6. En quatrième lieu, ni la durée de son séjour en France où M. B... ne justifie d'aucune intégration particulière depuis 2018, ni les éléments tenant à son état de santé, ni la précarité de sa situation administrative ne permettent de retenir que le préfet de police aurait entaché l'arrêté en litige d'une erreur manifeste dans l'appréciation de ses conséquences sur sa situation personnelle.
7. En cinquième lieu, aux termes de l'article L. 612-2 du code de l'entrée et du séjour des étrangers et du droit d'asile : " Par dérogation à l'article L. 612-1, l'autorité administrative peut refuser d'accorder un délai de départ volontaire dans les cas suivants : / (...) / 3° Il existe un risque que l'étranger se soustraie à la décision portant obligation de quitter le territoire français dont il fait l'objet ". Aux termes de l'article L. 612-3 de ce code : " Le risque mentionné au 3° de l'article L. 612-2 peut être regardé comme établi, sauf circonstance particulière, dans les cas suivants : / (...) / 5° L'étranger s'est soustrait à l'exécution d'une précédente mesure d'éloignement ; / (...) / 8° L'étranger ne présente pas de garanties de représentation suffisantes, notamment parce qu'il ne peut présenter des documents d'identité ou de voyage en cours de validité, (...) qu'il ne justifie pas d'une résidence effective et permanente dans un local affecté à son habitation principale ".

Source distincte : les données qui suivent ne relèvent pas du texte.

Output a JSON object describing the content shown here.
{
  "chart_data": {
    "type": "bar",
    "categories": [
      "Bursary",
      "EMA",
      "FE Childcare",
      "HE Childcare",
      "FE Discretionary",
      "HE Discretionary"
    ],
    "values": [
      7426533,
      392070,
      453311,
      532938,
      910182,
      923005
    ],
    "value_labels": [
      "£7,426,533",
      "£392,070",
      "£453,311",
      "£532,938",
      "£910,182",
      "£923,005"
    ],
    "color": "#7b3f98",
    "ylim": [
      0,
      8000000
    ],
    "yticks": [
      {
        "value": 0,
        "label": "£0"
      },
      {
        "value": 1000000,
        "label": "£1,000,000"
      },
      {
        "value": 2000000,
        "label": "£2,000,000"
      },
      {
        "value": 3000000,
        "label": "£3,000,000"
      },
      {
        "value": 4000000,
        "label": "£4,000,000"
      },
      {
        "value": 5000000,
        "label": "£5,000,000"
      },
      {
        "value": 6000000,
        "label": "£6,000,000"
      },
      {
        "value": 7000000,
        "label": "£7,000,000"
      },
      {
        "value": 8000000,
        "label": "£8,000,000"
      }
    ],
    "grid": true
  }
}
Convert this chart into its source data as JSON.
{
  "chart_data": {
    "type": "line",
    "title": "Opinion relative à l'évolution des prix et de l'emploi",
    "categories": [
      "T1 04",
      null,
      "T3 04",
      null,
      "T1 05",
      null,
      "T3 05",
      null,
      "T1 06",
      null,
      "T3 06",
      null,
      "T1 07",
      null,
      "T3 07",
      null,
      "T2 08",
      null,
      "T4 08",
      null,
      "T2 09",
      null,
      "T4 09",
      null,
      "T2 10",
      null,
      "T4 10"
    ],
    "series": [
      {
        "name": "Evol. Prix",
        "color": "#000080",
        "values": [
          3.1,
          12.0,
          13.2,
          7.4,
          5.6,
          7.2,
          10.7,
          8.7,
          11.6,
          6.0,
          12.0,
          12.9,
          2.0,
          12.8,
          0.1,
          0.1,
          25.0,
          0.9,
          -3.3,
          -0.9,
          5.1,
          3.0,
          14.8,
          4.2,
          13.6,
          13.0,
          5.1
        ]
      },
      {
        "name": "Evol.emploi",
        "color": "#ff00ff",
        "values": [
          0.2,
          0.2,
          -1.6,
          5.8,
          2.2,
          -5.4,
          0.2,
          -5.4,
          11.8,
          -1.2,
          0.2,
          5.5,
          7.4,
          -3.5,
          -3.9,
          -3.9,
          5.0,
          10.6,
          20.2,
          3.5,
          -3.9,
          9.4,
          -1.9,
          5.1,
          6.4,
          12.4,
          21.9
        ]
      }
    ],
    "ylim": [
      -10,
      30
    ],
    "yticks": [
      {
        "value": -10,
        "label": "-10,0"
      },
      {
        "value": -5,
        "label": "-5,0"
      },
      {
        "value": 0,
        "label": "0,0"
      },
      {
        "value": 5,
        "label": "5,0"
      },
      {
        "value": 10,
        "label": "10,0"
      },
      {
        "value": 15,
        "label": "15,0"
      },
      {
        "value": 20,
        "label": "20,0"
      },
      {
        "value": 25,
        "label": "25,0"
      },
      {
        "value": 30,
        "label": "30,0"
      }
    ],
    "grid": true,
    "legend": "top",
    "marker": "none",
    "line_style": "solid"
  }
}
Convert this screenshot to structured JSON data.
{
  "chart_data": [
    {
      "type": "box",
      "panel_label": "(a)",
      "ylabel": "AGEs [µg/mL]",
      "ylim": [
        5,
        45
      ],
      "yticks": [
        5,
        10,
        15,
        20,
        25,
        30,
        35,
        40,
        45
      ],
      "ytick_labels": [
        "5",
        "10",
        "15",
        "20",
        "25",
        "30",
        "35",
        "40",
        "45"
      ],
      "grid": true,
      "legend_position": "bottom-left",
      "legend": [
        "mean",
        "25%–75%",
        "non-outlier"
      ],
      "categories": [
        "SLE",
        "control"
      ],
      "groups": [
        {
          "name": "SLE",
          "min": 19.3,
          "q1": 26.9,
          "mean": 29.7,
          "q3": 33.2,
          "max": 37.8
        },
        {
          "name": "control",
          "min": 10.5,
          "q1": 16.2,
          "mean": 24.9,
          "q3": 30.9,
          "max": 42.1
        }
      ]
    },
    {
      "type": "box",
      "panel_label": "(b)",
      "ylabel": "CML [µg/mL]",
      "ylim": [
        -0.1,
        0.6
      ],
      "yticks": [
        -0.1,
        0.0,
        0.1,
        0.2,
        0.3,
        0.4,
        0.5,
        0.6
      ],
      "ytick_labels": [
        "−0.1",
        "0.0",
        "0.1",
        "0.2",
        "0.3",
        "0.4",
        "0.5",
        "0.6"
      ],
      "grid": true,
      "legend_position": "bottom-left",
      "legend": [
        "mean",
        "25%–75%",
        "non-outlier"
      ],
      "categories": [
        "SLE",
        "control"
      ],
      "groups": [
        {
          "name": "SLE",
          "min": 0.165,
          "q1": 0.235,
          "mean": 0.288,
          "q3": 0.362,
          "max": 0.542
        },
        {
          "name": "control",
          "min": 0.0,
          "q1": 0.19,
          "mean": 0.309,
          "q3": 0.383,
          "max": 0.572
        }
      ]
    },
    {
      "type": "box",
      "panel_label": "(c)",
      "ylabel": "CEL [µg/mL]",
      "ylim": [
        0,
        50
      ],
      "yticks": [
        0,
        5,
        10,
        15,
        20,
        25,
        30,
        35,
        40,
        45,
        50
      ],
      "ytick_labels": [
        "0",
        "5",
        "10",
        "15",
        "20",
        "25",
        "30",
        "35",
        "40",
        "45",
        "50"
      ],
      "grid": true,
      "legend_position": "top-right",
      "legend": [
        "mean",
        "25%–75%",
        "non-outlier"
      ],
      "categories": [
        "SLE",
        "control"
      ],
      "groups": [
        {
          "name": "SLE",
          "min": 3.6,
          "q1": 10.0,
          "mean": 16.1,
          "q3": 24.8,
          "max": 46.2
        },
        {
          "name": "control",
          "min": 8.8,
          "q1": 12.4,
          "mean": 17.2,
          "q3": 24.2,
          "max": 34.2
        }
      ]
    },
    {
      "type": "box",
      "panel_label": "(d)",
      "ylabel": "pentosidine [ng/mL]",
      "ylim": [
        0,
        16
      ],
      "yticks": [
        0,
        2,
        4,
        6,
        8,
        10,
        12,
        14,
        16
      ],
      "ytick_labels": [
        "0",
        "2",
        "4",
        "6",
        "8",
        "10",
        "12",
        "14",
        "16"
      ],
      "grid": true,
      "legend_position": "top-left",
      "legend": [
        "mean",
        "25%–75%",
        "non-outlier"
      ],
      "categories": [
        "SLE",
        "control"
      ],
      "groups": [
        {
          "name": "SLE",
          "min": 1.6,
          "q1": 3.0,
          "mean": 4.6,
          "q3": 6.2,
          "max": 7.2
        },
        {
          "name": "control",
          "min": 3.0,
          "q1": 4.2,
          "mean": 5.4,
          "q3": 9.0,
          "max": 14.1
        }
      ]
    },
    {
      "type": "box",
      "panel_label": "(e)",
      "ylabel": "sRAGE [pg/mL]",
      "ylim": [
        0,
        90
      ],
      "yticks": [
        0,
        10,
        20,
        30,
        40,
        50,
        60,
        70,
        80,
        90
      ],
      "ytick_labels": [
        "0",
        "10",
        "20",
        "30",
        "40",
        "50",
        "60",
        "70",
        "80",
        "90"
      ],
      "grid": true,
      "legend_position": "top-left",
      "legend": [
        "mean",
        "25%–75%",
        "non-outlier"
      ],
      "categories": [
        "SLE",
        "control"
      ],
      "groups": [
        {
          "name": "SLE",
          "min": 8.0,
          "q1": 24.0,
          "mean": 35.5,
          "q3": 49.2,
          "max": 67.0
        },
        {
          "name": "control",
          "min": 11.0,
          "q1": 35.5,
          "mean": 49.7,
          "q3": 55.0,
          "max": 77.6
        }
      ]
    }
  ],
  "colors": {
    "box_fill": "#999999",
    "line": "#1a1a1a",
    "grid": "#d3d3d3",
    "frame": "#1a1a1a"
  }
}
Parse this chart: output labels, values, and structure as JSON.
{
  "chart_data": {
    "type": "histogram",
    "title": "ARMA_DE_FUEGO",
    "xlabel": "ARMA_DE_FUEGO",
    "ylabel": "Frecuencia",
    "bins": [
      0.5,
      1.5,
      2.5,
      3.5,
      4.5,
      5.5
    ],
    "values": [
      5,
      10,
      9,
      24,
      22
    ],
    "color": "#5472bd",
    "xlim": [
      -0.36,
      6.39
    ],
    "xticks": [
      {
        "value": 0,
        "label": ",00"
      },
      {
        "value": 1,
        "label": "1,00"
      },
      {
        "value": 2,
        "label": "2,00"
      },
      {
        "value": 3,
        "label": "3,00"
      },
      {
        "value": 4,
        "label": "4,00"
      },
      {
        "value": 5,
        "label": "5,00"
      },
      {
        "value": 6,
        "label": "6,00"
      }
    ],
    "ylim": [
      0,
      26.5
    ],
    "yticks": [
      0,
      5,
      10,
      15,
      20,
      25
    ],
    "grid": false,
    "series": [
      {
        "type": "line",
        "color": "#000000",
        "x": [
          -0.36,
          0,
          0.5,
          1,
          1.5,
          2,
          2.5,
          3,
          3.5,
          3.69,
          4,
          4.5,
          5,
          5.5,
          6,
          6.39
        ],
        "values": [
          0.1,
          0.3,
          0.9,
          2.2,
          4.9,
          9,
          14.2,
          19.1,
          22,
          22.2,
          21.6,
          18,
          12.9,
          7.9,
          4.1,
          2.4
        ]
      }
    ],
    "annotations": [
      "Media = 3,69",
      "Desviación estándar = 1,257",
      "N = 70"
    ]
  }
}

8. Pour refuser d'accorder à M. B... un délai de départ volontaire, le préfet de police a retenu qu'il présentait un risque de se soustraire à la mesure d'éloignement dès lors qu'il n'avait pas exécuté une précédente obligation de quitter le territoire français prise à son encontre le 5 octobre 2021 et qu'il ne présentait pas de garanties suffisantes de représentation dans la mesure où il n'avait pu présenter de document d'identité ou de voyage en cours de validité et justifier d'une résidence effective et permanente dans un local affecté à son habitation principale.
9. Il ressort des termes mêmes de l'arrêté attaqué que le préfet de police, qui a caractérisé le risque de fuite en considération des éléments tenant à la situation personnelle de l'intéressé rappelés ci-dessus, ne s'est pas estimé en situation de compétence liée pour refuser l'octroi d'un délai de départ volontaire à M. B..., contrairement à ce qu'il soutient. Le moyen tiré de l'erreur de droit doit par suite être écarté.
10. En dernier lieu, M. B... ne démontre pas être en possession d'un document de voyage en cours de validité par la seule production de certaines pages de son passeport qui ne comportent pas les dates de délivrance et d'expiration de ce document. Il ressort par ailleurs des pièces produites au dossier, en particulier du procès-verbal d'audition de l'intéressé établi le 16 avril 2024, que ce dernier occupe illégalement une chambre au sein d'un foyer qui a donné lieu à une procédure d'expulsion. Par voie de conséquence, le préfet de police n'a commis aucune erreur manifeste d'appréciation en estimant que le risque de fuite était caractérisé pour les motifs énoncés au point 8.
11. Il résulte de tout ce qui précède que M. B... n'est pas fondé à soutenir que c'est à tort que, par le jugement contesté, le tribunal administratif de Paris a rejeté sa demande tendant à l'annulation de l'arrêté du préfet de police du 17 avril 2024. Par voie de conséquence, sa requête doit être rejetée en toutes ses conclusions, y compris celles tenant aux frais liés à l'instance.
D E C I D E :
Article 1er : La requête de M. B... est rejetée.
Article 2 : Le présent arrêt sera notifié à M. A... B... et au ministre de l'intérieur.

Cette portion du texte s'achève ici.